Nouvelle Calédonie

 

Arrivée, le 3 novembre 1992. 728 milles en 5 jours. 

Dernière étape sous le signe du vent. Nous descendons un tout petit peu en latitude, et il commence à faire froid... pardon moins chaud!

 

Arrivée en Nouvelle Calédonie             L'entrée du port de Mounéa

La Nouvelle Calédonie sera un arrêt particulier. L'escale a été longue, car il fallait bien se résoudre à travailler pour renflouer la caisse de bord. Nicole a pris la direction de l’hôpital où elle a trouvé un poste d'infirmière sans gros problème. Les  enfants vont à l'école et moi, j'ai successivement monté une boite de construction de bungalows, travaillé dans une serrurerie et réorganisé un club de parachutisme sportif.  Pour la première fois depuis notre départ, nous vivrons dans une marina. 

 

Préparation du bougnat                 L'entrée de la baie de Prony

 

 

Case "mangée" par un banian                         Côte Nord Est

Il n'est pas question pour nous de quitter le bateau pour vivre à terre. Nous y sommes bien. Pendant deux ans et demi, nous aurons la vie normale des Zoreilles de Nouvelle Calédonie. Travail, week-end, vacances, une vie sympa sous les tropiques, malheureusement gâchée par les rapports impossibles entre les Kanaks et les Caldoches, en plus beaucoup de Zoreilles veulent s'en mêler.
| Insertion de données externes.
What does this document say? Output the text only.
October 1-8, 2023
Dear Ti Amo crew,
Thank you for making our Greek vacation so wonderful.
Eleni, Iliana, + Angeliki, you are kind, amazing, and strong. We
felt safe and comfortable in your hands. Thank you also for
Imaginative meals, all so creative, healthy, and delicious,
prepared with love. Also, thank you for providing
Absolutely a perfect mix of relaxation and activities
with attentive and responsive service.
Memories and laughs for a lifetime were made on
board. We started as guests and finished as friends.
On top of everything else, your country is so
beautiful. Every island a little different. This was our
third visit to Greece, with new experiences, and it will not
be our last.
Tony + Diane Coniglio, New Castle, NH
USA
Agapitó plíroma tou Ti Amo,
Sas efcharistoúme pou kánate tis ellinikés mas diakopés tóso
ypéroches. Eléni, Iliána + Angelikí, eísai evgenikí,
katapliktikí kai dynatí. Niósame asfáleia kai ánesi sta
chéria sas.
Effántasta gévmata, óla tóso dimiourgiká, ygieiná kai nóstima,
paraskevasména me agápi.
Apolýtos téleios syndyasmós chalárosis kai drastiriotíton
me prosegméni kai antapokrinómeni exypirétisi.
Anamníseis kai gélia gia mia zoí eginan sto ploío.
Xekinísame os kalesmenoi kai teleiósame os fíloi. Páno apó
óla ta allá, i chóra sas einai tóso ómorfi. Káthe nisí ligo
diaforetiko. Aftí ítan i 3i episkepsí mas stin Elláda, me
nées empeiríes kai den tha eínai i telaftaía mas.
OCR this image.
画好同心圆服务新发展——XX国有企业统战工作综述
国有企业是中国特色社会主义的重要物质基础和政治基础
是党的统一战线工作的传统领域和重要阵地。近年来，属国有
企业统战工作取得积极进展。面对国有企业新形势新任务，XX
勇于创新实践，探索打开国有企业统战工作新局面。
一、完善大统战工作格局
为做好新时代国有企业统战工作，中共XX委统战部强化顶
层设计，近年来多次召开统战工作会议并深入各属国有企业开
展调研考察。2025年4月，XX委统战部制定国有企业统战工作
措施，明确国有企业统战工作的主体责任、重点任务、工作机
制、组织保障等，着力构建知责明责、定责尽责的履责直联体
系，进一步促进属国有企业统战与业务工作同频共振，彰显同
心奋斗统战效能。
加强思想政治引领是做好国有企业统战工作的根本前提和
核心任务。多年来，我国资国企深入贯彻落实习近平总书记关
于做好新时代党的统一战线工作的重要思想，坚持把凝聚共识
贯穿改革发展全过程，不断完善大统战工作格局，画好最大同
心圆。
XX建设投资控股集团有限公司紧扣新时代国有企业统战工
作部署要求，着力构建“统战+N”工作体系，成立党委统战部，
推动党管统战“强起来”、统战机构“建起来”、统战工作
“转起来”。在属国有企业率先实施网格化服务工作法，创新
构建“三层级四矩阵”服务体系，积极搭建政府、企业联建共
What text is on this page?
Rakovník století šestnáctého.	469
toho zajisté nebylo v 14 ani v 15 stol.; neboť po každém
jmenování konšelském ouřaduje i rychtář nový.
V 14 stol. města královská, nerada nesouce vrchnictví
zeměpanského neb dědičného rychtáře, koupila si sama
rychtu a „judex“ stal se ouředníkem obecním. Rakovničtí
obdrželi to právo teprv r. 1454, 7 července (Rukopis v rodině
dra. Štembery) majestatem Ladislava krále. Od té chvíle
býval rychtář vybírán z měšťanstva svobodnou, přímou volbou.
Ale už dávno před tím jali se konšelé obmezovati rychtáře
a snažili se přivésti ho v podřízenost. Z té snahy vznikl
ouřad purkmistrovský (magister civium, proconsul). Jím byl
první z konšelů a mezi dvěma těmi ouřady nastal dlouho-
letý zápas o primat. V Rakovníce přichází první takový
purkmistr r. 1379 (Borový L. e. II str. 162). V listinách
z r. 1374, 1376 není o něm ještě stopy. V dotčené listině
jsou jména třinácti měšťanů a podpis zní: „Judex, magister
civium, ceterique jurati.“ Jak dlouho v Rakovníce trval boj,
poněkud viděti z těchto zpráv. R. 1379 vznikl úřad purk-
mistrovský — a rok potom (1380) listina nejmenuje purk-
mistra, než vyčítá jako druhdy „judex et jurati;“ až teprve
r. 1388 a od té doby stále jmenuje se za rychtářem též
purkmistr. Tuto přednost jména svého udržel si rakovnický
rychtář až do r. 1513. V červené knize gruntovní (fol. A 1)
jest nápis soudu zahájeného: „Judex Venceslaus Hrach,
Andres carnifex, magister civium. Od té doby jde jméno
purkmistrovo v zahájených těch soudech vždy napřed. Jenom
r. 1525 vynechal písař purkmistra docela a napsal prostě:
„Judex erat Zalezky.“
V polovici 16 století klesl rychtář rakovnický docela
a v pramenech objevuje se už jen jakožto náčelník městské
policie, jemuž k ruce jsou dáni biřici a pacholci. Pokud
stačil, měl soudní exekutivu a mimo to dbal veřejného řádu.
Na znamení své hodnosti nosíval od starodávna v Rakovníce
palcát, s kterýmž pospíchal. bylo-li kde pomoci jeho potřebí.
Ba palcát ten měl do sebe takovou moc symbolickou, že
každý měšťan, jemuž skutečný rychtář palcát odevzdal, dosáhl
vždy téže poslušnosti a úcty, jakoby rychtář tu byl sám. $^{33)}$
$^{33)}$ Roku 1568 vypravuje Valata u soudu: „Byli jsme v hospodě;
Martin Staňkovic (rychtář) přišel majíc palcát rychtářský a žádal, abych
Catastrophique!

 

Hienghène                                Pirogue de l'île des pins

 

 

Le phare Amédé                         Le lagon

Après le boulot, juste le temps de larguer les amarres de Mérovée, et 30 minutes plus tard on est mouillé devant un petit îlot désert dans le lagon. Le plus beau du monde, paraît-il.  Nous ne sommes pas loin de le penser aussi.

 

Promenade dans le lagon sud

 

 

Mouillage en baie de Ouano près de La Foa

                Nous avons terminé ce séjour dans un mouillage idyllique, près de la commune de La Foa, située à environ 100 kilomètres au nord de Nouméa

 Tanguy a maintenant 9 ans 1/2 et Marine 7. Ils sont ravis de cette nouvelle expérience en brousse. La vie sur le bateau ne leur pose aucun problème, bien au contraire. Les bains sont nombreux, matin et soir, avant et après l'école. Ils vont à l'école au village. Petite école de campagne, avec plus de 80% de mélanésiens, mais surtout des instituteurs beaucoup plus cool qu'à Nouméa. Le niveau scolaire est faible. Il ne faut pas oublier que la plupart des enfants mélanésiens découvrent la langue française en allant à l'école, et parlent toujours Kanak chez eux.

 Notre vie de bateau nous comble. Tant que financièrement nous tiendrons, ou que nous pourrons faire quelques sous là où nous passons,  nous continuerons. Nous avons inscrit les enfants au CNED, Tanguy en CM1 et Marine en CE1. La contrainte de ces cours sera l'axe central de notre vie à bord jusqu'à notre arrivée à La Réunion. Le tourisme viendra en second, car ces cours nous demanderont beaucoup de travail. Mais c'est la condition non négociable pour la continuité de notre aventure.

Nous resterons deux ans et demi sur le "caillou".

Nous quittons la Nouvelle Calédonie le 16 Mai 1995.